In de bewuste beschikking had de Commissie verklaard dat ze niet zou optreden tegen Oostenrijk op grond van artikel 86, lid 3, van het EG-Verdrag, wat de Commissie toelaat om richtlijnen en beschikkingen te richten tot de Lidstaten met betrekking tot de toepassing van de mededingingsregels op ondernemingen belast met het beheer van diensten van algemeen economisch belang.

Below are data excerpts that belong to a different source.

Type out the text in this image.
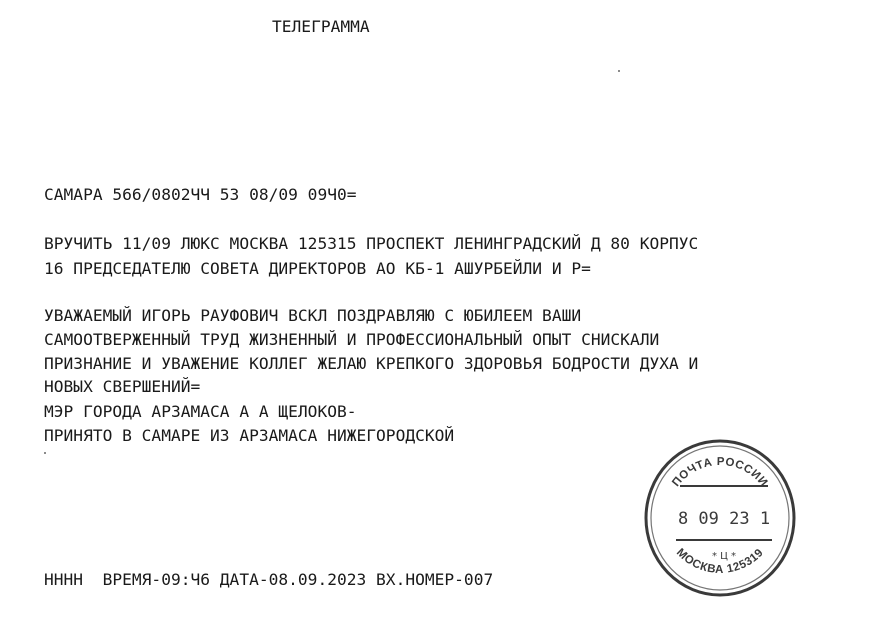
ТЕЛЕГРАММА
САМАРА 566/0802ЧЧ 53 08/09 09Ч0=
ВРУЧИТЬ 11/09 ЛЮКС МОСКВА 125315 ПРОСПЕКТ ЛЕНИНГРАДСКИЙ Д 80 КОРПУС
16 ПРЕДСЕДАТЕЛЮ СОВЕТА ДИРЕКТОРОВ АО КБ-1 АШУРБЕЙЛИ И Р=
УВАЖАЕМЫЙ ИГОРЬ РАУФОВИЧ ВСКЛ ПОЗДРАВЛЯЮ С ЮБИЛЕЕМ ВАШИ
САМООТВЕРЖЕННЫЙ ТРУД ЖИЗНЕННЫЙ И ПРОФЕССИОНАЛЬНЫЙ ОПЫТ СНИСКАЛИ
ПРИЗНАНИЕ И УВАЖЕНИЕ КОЛЛЕГ ЖЕЛАЮ КРЕПКОГО ЗДОРОВЬЯ БОДРОСТИ ДУХА И
НОВЫХ СВЕРШЕНИЙ=
МЭР ГОРОДА АРЗАМАСА А А ЩЕЛОКОВ-
ПРИНЯТО В САМАРЕ ИЗ АРЗАМАСА НИЖЕГОРОДСКОЙ
НННН  ВРЕМЯ-09:Ч6 ДАТА-08.09.2023 ВХ.НОМЕР-007
ПОЧТА РОССИИ
МОСКВА 125319
8 09 23 1
* Ц *
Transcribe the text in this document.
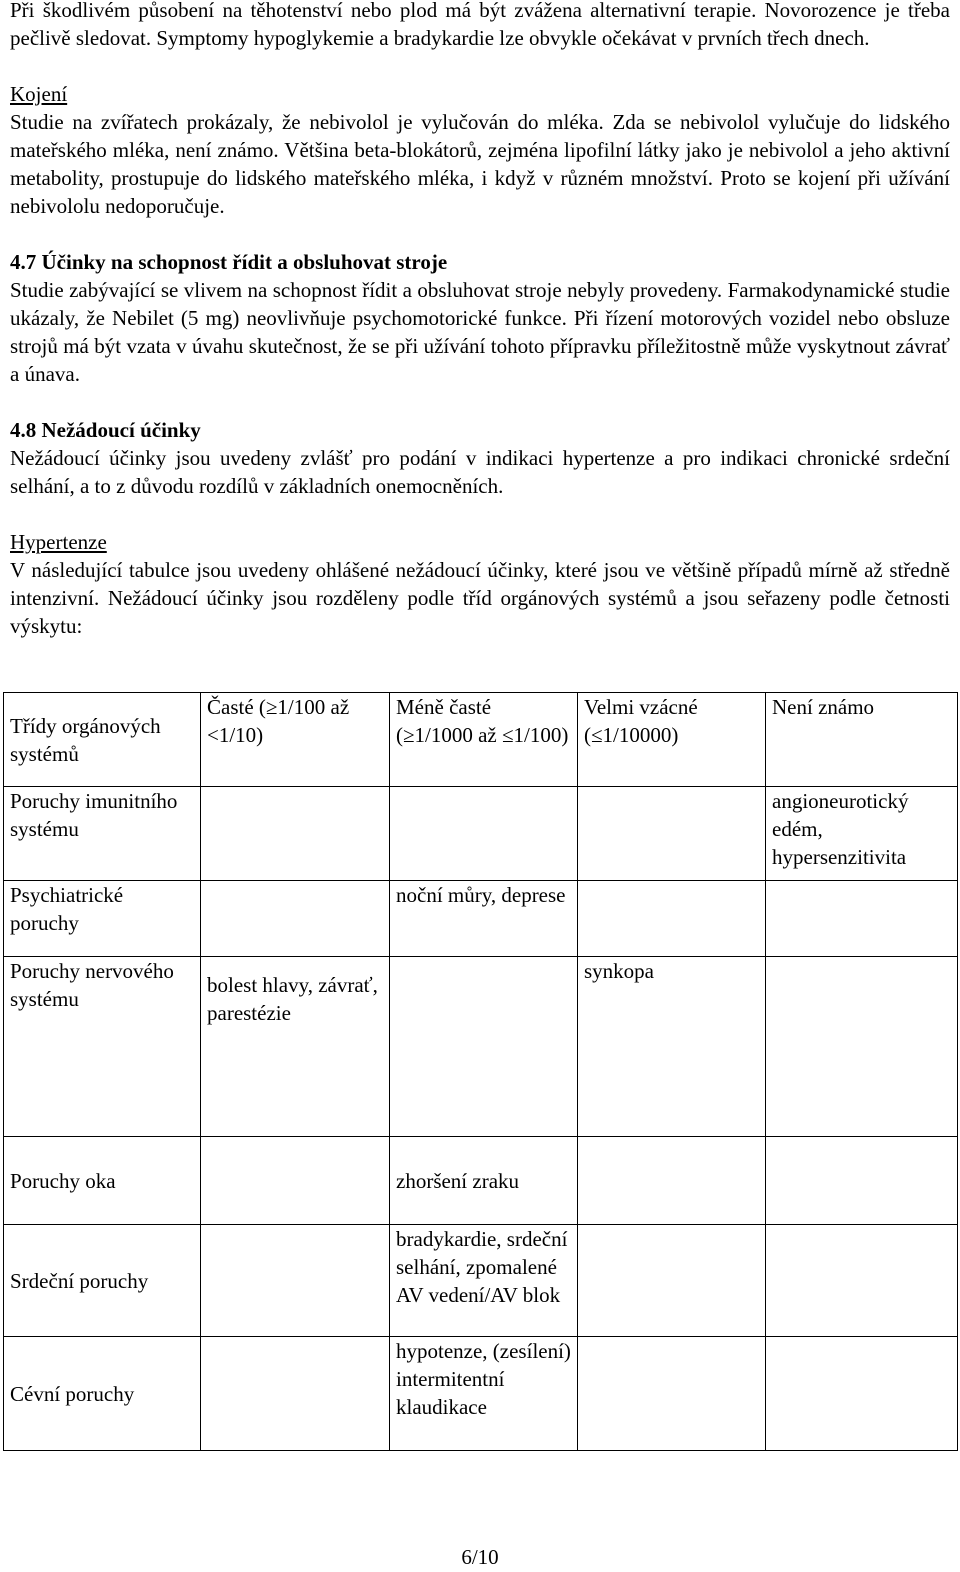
Při škodlivém působení na těhotenství nebo plod má být zvážena alternativní terapie. Novorozence je třeba pečlivě sledovat. Symptomy hypoglykemie a bradykardie lze obvykle očekávat v prvních třech dnech.

Kojení

Studie na zvířatech prokázaly, že nebivolol je vylučován do mléka. Zda se nebivolol vylučuje do lidského mateřského mléka, není známo. Většina beta-blokátorů, zejména lipofilní látky jako je nebivolol a jeho aktivní metabolity, prostupuje do lidského mateřského mléka, i když v různém množství. Proto se kojení při užívání nebivololu nedoporučuje.

4.7 Účinky na schopnost řídit a obsluhovat stroje

Studie zabývající se vlivem na schopnost řídit a obsluhovat stroje nebyly provedeny. Farmakodynamické studie ukázaly, že Nebilet (5 mg) neovlivňuje psychomotorické funkce. Při řízení motorových vozidel nebo obsluze strojů má být vzata v úvahu skutečnost, že se při užívání tohoto přípravku příležitostně může vyskytnout závrať a únava.

4.8 Nežádoucí účinky

Nežádoucí účinky jsou uvedeny zvlášť pro podání v indikaci hypertenze a pro indikaci chronické srdeční selhání, a to z důvodu rozdílů v základních onemocněních.

Hypertenze

V následující tabulce jsou uvedeny ohlášené nežádoucí účinky, které jsou ve většině případů mírně až středně intenzivní. Nežádoucí účinky jsou rozděleny podle tříd orgánových systémů a jsou seřazeny podle četnosti výskytu:

Třídy orgánových systémů	Časté (≥1/100 až <1/10)	Méně časté (≥1/1000 až ≤1/100)	Velmi vzácné (≤1/10000)	Není známo
Poruchy imunitního systému				angioneurotický edém, hypersenzitivita
Psychiatrické poruchy		noční můry, deprese		
Poruchy nervového systému	bolest hlavy, závrať, parestézie		synkopa	
Poruchy oka		zhoršení zraku		
Srdeční poruchy		bradykardie, srdeční selhání, zpomalené AV vedení/AV blok		
Cévní poruchy		hypotenze, (zesílení) intermitentní klaudikace		
6/10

Het Hof oordeelt dat een onderneming (in casu max.mobil) wel een belang kan hebben bij een beroep tot nietigverklaring van een beschikking waarbij de Commissie die onderneming op de hoogte brengt dat zij niet zal handelen op grond van een door haar ingediende klacht, maar dat dit evenwel niet volstaat om die onderneming toe te laten de beschikking aan te vechten voor het Gerecht. Het Hof merkt op dat geen enkel algemeen rechtsbeginsel van het gemeenschapsrecht een dergelijk recht verleent.

Koen Baekelandt

Advocaat te Brussel

[1] De beslissingen en arresten waar in deze bijdrage naar wordt verwezen zijn beschikbaar op de websites van de Raad voor de Mededinging (http://www.mineco.fgov.be ), de EG-Commissie (http://europa.eu.int/comm/competition ), de nationale rechtscolleges (http://www.cass.be ) en de Europese rechtscolleges (http://curia.eu.int ).
[2] Arrest van 1 december 1998, C-200/97, Ecotrade/AFS, Jur. 1998, p. I-7907.